Siempre se van los mejores
Esto no es un obituario. Ni de Paul Auster ni de Victoria Prego. Es la constatación de que cuando muere alguien a quien admiramos tantísimo, muere algo de nosotros mismos
Vaya día de perros el de ayer, 1 de mayo de 2024. Me entero por el móvil de que se ha muerto el escritor Paul Auster y lo siento en el alma. No por él, que también, no soy de piedra. Claro que me apena la marcha de un hombretón todavía joven a sus 77 años, según las ilusas cuentas que nos hacemos con la esperanza de vida hasta que nos mata, consumidito vivo en un año por un cáncer de pulmón, como tantos otros igual o más jóvenes en todo el mundo. Pero no. La muerte de Auster no me toca tanto la fibra por él como por mí misma. Leí su Trilogía de Nueva York a los veintipocos, cuando aún todo era posible, y, aunque no me preguntes por la trama, porque no me acuerdo, no olvido ese ansia de vivir, esa urgencia por seguir leyendo y a la vez porque no se acabara nunca el libro, esa sensación de que alguien, al otro lado del globo, hablaba tu idioma, te llamaba por tu nombre, te hacía compañía, te arañaba la conciencia y te leía la mente. Qué pena, Paul Auster.

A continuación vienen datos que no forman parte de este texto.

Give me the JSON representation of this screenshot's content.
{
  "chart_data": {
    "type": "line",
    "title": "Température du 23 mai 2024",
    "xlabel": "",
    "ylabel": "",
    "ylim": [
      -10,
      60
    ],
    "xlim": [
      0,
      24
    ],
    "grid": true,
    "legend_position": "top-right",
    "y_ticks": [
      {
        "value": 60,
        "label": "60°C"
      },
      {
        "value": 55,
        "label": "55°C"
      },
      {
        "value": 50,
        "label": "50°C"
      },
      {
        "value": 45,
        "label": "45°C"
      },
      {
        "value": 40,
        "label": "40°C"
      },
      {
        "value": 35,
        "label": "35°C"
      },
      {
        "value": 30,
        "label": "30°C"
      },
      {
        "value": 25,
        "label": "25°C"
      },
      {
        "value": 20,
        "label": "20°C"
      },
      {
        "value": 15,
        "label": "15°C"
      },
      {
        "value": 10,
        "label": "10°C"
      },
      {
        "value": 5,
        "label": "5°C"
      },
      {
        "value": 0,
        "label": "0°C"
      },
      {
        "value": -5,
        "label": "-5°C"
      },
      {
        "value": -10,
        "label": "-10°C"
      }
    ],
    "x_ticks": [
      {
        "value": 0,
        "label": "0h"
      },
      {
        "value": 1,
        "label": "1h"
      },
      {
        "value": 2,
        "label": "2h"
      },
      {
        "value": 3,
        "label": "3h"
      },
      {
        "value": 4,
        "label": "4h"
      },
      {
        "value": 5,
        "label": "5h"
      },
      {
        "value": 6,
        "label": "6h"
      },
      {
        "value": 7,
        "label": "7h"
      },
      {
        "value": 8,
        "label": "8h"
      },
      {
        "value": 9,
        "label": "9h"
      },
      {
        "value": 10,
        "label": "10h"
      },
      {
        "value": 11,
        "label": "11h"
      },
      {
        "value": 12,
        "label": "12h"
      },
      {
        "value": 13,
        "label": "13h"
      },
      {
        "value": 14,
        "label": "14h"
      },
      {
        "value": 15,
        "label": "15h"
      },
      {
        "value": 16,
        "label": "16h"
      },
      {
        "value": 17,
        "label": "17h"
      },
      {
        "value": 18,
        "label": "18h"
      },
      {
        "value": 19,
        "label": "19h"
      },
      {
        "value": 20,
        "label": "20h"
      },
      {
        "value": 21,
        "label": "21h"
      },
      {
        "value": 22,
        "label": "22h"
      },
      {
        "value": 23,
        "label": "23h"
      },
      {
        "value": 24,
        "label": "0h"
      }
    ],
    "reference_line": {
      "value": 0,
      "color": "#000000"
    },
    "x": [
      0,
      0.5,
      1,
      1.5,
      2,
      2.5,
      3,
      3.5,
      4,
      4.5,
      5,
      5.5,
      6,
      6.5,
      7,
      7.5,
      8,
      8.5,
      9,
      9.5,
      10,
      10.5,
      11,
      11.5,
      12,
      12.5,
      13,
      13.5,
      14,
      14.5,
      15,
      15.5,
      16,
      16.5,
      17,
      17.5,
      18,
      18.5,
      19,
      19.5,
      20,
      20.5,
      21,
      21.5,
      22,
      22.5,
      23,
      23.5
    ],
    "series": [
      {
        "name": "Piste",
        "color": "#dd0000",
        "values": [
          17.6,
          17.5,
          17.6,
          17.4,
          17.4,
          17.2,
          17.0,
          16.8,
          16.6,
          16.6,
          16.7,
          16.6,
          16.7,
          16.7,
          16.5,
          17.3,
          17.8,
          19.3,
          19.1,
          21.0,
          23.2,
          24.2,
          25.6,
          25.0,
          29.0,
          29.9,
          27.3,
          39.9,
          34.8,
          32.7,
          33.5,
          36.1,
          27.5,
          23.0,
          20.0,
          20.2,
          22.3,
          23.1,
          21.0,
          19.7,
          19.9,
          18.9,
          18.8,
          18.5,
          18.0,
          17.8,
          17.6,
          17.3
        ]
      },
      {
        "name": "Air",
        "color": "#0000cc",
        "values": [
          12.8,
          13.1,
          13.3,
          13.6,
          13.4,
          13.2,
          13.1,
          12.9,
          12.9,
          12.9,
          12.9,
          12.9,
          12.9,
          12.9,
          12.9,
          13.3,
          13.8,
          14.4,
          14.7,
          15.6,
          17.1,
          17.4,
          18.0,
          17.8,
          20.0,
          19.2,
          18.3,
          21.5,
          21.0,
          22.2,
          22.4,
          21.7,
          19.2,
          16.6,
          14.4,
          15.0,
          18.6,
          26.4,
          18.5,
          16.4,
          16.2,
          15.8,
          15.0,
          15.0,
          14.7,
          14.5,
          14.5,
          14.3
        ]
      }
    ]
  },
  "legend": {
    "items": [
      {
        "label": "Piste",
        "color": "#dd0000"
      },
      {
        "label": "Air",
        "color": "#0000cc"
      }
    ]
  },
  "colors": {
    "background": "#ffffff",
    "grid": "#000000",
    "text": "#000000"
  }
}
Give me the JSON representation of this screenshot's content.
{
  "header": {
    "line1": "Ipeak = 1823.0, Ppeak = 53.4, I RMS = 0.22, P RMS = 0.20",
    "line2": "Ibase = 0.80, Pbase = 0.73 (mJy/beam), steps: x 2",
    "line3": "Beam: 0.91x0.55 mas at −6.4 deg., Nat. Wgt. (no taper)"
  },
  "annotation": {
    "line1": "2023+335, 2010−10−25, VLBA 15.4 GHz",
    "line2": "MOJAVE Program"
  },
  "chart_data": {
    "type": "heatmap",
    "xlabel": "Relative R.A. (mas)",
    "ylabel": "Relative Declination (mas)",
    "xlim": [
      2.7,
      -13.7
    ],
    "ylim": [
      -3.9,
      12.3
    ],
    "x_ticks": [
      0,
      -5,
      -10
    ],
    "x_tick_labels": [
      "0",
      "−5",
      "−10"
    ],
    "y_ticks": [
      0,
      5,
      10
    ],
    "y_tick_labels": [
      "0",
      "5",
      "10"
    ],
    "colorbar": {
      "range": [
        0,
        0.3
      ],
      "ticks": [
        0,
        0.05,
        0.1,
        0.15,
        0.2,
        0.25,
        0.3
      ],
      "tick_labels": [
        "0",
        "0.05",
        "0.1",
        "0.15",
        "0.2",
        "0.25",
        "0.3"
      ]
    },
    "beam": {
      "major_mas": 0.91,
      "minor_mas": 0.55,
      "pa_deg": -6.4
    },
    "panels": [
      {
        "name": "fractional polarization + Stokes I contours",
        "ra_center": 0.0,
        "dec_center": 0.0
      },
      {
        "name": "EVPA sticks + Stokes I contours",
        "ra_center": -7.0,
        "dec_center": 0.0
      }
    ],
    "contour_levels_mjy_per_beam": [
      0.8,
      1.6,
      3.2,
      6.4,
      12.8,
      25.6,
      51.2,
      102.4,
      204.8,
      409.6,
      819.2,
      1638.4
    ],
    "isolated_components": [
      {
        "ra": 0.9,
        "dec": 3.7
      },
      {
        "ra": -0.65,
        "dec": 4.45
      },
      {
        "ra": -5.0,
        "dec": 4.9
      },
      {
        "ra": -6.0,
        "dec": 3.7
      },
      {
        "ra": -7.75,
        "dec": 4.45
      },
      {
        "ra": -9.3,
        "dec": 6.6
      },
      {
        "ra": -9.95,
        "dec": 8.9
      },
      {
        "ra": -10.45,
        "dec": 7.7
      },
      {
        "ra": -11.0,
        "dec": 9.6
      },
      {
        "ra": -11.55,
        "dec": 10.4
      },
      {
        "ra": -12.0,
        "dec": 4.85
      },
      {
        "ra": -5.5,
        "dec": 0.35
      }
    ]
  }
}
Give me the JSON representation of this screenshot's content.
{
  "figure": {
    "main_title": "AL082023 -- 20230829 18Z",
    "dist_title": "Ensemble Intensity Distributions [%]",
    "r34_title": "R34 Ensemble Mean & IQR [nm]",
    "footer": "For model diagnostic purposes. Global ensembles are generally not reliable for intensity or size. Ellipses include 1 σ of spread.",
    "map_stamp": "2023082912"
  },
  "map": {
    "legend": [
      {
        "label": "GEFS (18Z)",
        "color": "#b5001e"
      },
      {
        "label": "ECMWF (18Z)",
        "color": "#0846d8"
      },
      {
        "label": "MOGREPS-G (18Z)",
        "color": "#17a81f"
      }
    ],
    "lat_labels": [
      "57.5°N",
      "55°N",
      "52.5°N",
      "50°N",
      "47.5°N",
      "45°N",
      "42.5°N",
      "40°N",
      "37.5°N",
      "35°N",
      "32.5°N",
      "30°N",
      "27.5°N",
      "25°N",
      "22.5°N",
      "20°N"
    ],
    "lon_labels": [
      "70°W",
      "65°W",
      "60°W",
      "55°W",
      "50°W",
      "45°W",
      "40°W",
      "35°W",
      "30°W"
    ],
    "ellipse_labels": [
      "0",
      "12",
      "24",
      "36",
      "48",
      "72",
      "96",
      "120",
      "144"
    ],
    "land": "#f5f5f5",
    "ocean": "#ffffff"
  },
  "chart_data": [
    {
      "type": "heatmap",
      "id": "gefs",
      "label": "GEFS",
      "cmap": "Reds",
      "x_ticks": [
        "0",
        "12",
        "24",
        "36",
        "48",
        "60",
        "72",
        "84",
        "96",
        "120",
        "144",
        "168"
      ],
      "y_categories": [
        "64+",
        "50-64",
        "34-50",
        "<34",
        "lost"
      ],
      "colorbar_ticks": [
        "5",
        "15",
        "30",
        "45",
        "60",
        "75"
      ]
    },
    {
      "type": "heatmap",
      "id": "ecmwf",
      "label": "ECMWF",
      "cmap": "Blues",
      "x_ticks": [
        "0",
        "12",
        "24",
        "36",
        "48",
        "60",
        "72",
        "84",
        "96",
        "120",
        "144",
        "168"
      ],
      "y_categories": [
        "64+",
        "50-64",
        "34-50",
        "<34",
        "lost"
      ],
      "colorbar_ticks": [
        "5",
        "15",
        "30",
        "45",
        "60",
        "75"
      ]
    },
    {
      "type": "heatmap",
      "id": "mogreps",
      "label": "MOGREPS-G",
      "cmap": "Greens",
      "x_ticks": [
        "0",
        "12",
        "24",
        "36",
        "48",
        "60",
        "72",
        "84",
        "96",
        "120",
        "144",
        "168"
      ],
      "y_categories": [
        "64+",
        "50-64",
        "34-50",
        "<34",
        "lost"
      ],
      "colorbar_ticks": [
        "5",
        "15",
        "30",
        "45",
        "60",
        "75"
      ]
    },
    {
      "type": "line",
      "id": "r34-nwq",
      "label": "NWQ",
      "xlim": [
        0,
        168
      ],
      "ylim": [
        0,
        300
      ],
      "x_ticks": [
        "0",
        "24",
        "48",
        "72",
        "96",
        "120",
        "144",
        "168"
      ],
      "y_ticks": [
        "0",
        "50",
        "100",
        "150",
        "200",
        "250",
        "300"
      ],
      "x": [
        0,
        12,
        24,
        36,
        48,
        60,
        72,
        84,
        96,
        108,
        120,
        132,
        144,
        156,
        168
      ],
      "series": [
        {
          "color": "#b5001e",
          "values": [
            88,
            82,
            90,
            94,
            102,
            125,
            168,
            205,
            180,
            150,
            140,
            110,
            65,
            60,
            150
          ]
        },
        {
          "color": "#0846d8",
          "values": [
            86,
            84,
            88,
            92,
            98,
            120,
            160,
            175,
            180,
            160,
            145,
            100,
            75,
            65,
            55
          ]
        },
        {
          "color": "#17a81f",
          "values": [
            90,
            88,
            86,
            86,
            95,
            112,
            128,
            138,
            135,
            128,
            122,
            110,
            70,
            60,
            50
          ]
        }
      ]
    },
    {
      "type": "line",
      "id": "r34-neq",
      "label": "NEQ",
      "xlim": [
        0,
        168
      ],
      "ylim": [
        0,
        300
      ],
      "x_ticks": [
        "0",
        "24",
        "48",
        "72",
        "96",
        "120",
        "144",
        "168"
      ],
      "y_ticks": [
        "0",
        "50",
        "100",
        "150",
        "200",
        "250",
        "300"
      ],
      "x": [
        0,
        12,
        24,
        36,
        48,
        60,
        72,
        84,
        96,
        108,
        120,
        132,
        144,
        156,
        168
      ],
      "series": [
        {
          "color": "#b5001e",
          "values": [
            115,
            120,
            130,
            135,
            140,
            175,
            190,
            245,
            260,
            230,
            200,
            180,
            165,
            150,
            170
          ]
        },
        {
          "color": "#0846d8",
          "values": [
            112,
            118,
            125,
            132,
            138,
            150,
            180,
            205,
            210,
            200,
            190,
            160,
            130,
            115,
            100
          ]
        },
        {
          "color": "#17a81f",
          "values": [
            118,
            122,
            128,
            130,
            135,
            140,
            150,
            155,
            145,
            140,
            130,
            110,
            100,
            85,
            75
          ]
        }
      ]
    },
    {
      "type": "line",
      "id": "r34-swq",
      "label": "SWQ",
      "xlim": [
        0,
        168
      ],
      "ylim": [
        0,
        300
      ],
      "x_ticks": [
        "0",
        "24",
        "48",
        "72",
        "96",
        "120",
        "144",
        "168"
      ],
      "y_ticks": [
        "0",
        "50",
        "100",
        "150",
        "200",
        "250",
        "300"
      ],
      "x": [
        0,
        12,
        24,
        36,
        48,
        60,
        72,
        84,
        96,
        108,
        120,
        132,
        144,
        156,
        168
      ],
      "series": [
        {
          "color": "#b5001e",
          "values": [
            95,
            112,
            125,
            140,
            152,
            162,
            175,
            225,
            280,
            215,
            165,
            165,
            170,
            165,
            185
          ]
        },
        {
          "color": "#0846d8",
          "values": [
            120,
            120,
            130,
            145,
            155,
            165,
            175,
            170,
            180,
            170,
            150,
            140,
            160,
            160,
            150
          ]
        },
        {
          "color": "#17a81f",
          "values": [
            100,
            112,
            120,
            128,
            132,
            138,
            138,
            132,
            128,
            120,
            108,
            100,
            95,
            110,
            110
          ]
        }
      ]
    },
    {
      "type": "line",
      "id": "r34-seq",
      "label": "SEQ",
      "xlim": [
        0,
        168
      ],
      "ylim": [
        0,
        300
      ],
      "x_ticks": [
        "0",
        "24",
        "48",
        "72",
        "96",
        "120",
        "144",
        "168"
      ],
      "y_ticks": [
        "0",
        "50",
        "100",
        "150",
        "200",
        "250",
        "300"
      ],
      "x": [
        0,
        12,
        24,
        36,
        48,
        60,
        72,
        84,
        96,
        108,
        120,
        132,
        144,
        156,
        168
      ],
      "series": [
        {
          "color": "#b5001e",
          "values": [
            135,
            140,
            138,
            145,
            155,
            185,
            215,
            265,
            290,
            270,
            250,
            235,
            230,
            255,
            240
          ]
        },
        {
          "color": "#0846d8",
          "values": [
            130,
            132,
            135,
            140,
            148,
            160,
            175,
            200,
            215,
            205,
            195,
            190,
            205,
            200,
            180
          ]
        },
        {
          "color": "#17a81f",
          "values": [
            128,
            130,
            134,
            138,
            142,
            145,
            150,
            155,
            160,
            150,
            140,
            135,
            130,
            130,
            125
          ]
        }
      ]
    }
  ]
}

Pero el día iba a ser aún más largo y más aciago. Hallábame llorando figuradamente por lo que pudo ser y no ha sido cuando me entero, por un wasap de un grupo de amigas, de que se ha muerto también Victoria Prego, a los 75 años, y, entonces sí, siento una lágrima asomando y un puñetazo en el estómago. No solo porque a Victoria, la Prego, con el la de las grandes por delante, la vi alguna vez viva, sino porque ella ya era, cuando descubrí a Auster, lo que yo quería ser de mayor en la vida. Una cronista que le metía el bisturí a la realidad y al prójimo mirándolos a los ojos y les sacaba el alma para contárnosla luego al resto. Qué pena, maestra.
Aunque lo parezca, esto no es ningún obituario. Ni de Auster ni de Prego. Es la constatación de que, cuando muere alguien a quien tantos admiramos tantísimo, muere algo de nosotros mismos y ellos siguen vivos en nuestra memoria. A la Prego no me hace falta revisitarla: sigue fresquísima. De Auster tengo un ejemplar de Baumgartner, su, esta vez sí, último libro, sepultado en la mesilla de noche bajo una montaña de novedades editoriales que nunca leeré porque no me da la vida. Esta noche lo empiezo.